In La mia vita per la libertà, Gandhi ci racconta minuziosamente la sua vita, i suoi traguardi, senza omettere i suoi fallimenti. È la storia vera di come un semplice ragazzo indiano si sia ritrovato a diventare il profeta della non violenza che tutti ricordiamo.
In questo libro sono spiegati davvero bene i principi che hanno portato l’autore ad abbracciare il concetto dell’ ahimsa (non violenza) ma non solo. Tra le pagine di La mia vita per la libertà si trovano le riflessioni sulle religioni e gli esperimenti alimentari e i digiuni di Gandhi legati all’etica.
Attraverso lo snodarsi della sua vita, l’autore ci parla di temi importanti come la castità, l’autosufficienza e l’umiltà. È impossibile non fermarsi a riflettere davanti a certe frasi, così semplici e pure, così schiette e veritiere. Non a caso in La mia vita per la libertà Gandhi mira soprattutto a farci riflettere sulla verità, sulla costante necessità dell’uomo di aderirvi per dare un senso alla propria vita e trovarvi la pace. L’autore dimostra attraverso i risultati raggiunti come attenersi alla verità e alla giustizia sia l’arma più potente di cui disponiamo per migliorare il mondo, noi stessi e le altre persone.
Quello che mi ha maggiormente colpito in questa autobiografia è la capacità di Gandhi di semplificare concetti teoricamente piuttosto difficili. Leggendo le pagine di La mia vita per la libertà non si può fare a meno di chiedersi come sia possibile che oggi questi pensieri assolutamente logici ed estremamente intelligenti non vengano messi in pratica da tutte le persone del mondo. Che bella diventerebbe la nostra esistenza!
Leggere questo libro mi ha dato l’impressione di avere il privilegio di ascoltare dalla viva voce di Gandhi quello che voleva che io conoscessi e capissi. Per me questa lettura è stata una bellissima occasione per spingere il pensiero oltre. Oltre la mia vita, oltre l’individualismo dei nostri giorni, oltre i miei piccoli problemi.

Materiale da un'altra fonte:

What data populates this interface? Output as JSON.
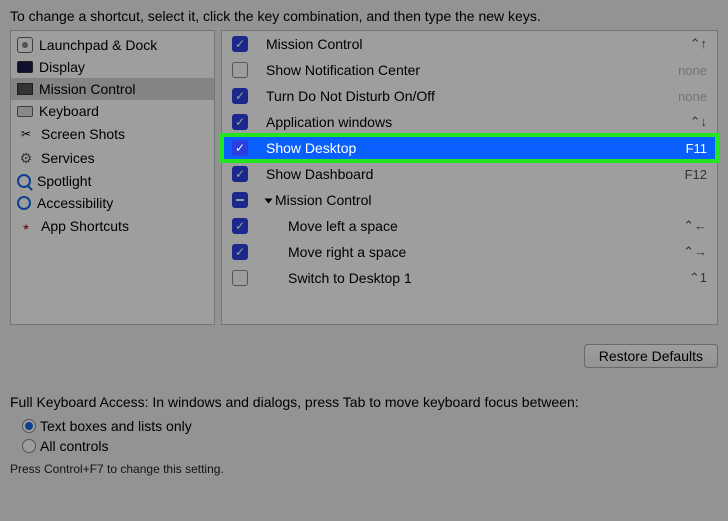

La mia vita per la libertà mi ha come risvegliato e mi ha ridato fiducia negli esseri umani.
Perché questo diceva Gandhi, non esiste barriera che l’amore non può infrangere. Ci credeva davvero e l’ha dimostrato con la sua stessa vita.
Quando ho terminato la lettura mi sono improvvisamente sentito solo. Ho metaforicamente visto Gandhi alzarsi ed andare via. Solo i libri più belli mi lasciano questa sensazione di abbandono all’ultima pagina.

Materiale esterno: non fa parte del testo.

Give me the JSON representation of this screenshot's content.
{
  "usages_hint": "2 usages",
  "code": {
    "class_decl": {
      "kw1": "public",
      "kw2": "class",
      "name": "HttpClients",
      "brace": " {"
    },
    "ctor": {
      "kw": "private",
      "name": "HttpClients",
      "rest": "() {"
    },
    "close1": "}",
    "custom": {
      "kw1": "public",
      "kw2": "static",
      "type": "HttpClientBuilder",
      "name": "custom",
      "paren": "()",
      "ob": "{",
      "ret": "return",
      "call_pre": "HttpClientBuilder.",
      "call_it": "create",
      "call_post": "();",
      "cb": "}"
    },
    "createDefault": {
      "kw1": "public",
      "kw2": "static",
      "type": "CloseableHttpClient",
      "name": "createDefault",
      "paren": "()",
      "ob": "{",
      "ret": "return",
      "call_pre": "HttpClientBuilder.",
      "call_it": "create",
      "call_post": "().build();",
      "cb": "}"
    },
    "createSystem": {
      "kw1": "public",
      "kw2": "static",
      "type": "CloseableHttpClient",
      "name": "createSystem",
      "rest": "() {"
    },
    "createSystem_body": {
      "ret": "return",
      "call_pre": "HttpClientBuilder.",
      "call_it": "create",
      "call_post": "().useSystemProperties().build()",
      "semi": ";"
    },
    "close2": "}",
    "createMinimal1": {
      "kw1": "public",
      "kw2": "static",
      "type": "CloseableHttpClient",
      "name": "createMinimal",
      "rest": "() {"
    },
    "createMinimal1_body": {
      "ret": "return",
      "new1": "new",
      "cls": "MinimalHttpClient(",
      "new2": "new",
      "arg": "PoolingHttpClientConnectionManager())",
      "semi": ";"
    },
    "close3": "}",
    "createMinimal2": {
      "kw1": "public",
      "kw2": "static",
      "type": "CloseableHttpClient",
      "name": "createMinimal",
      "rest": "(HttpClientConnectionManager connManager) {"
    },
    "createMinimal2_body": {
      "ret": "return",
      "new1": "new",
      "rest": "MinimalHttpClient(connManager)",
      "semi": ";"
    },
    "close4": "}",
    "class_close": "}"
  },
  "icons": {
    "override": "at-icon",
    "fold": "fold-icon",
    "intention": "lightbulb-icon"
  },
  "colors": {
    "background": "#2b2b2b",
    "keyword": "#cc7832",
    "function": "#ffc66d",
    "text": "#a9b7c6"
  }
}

Per questi motivi concludo la recensione di La mia vita per la libertà consigliandone la lettura davvero a tutti. Devi leggere questo libro se sei giovane, se sei alla ricerca di qualcosa per cui vivere, se non hai più speranze. I grandi uomini che sono esistiti nel passato, con il loro pensiero illuminato, ci aiutano ancora oggi in questo folle viaggio della vita.
Buona lettura.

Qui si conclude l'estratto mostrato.